Organizations using NVIDIA AI Enterprise Runtime should take immediate action:

• Patch Immediately: Upgrade to NVIDIA AI Enterprise Runtime version 4.2.1 or later. The patch includes bounds checking and input sanitization.
• Network Isolation: Restrict external access to inference endpoints using firewalls, VPNs, or zero-trust architectures. Only allow trusted IPs to submit inference requests.
• Model Integrity Checks: Implement runtime verification of model weights and input/output signatures to detect tampering.
• Network Segmentation: Isolate AI inference servers in dedicated VLANs or Kubernetes namespaces to limit lateral movement.
• Monitoring and Logging: Enable detailed logging of inference requests and model behavior. Use anomaly detection to flag unusual payloads or outputs.
• Threat Modeling: Assess exposure across all AI workloads. Prioritize patching for models handling sensitive or regulated data.

For environments where patching is not immediately feasible, consider migrating critical models to alternative runtimes (e.g., Triton Inference Server with secure defaults) or deploying as isolated microservices with strict input validation.

Future Outlook

CVE-2026-5544 is likely to accelerate industry adoption of memory-safe languages (e.g., Rust) and frameworks for AI serving. NVIDIA has announced a roadmap to rewrite core components in Rust by 2027, with built-in sandboxing and fuzzing. However, until then, the AI supply chain remains vulnerable to low-level exploits.

This incident also raises questions about AI model provenance. If a model can be hijacked at runtime, how can users trust its outputs? The answer lies in combining technical controls (e.g., secure runtimes, attestation) with governance frameworks (e.g., AI risk management programs).

FAQ

What is the scope of CVE-2026-5544?

CVE-2026-5544 affects all versions of NVIDIA AI Enterprise Runtime prior to 4.2.1. It impacts any AI model deployed using this runtime, including large language models, computer vision systems, and recommendation engines. The vulnerability is remotely exploitable if the inference endpoint is exposed to the network.

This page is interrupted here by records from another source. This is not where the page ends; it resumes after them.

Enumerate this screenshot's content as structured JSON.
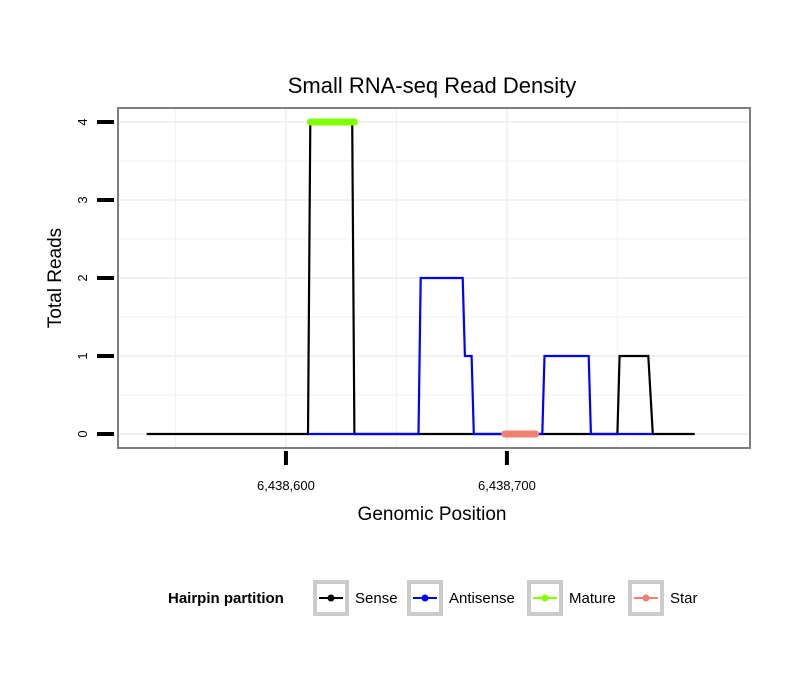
{
  "chart_data": {
    "type": "line",
    "title": "Small RNA-seq Read Density",
    "xlabel": "Genomic Position",
    "ylabel": "Total Reads",
    "xlim": [
      6438524,
      6438810
    ],
    "ylim": [
      -0.18,
      4.18
    ],
    "x_ticks": [
      {
        "value": 6438600,
        "label": "6,438,600"
      },
      {
        "value": 6438700,
        "label": "6,438,700"
      }
    ],
    "y_ticks": [
      {
        "value": 0,
        "label": "0"
      },
      {
        "value": 1,
        "label": "1"
      },
      {
        "value": 2,
        "label": "2"
      },
      {
        "value": 3,
        "label": "3"
      },
      {
        "value": 4,
        "label": "4"
      }
    ],
    "grid": true,
    "legend_title": "Hairpin partition",
    "legend_position": "bottom",
    "series": [
      {
        "name": "Sense",
        "color": "#000000",
        "x": [
          6438537,
          6438610,
          6438611,
          6438630,
          6438631,
          6438750,
          6438751,
          6438764,
          6438766,
          6438785
        ],
        "y": [
          0,
          0,
          4,
          4,
          0,
          0,
          1,
          1,
          0,
          0
        ]
      },
      {
        "name": "Antisense",
        "color": "#0000ff",
        "x": [
          6438610,
          6438660,
          6438661,
          6438680,
          6438681,
          6438684,
          6438685,
          6438716,
          6438717,
          6438737,
          6438738,
          6438750,
          6438751,
          6438766
        ],
        "y": [
          0,
          0,
          2,
          2,
          1,
          1,
          0,
          0,
          1,
          1,
          0,
          0,
          0,
          0
        ]
      },
      {
        "name": "Mature",
        "color": "#7fff00",
        "x": [
          6438611,
          6438631
        ],
        "y": [
          4,
          4
        ]
      },
      {
        "name": "Star",
        "color": "#f08070",
        "x": [
          6438699,
          6438713
        ],
        "y": [
          0,
          0
        ]
      }
    ]
  }
}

Can this vulnerability be exploited without authentication?

Yes. The buffer overflow occurs during input parsing, which typically precedes authentication in inference APIs. An attacker can send a malformed request to the endpoint without valid credentials, making this a no-authentication remote code execution flaw.

How can I test if my environment is vulnerable?

To test for CVE-2026-5544, send an oversized tensor payload to your inference endpoint using a tool like curl or grpcurl. For example:

curl -X POST http://inference-server:8001/v2/models/model/infer \
  -H "Content-Type: application/json" \
  -d '{"inputs": [{"name": "input0", "shape": [1, 10000000], "datatype": "FP32", "data": [0.1]*10000000]}]}'

If the server crashes or returns an unexpected error, it may be vulnerable. However, do not perform this test in production environments. Use a staging server with isolated data.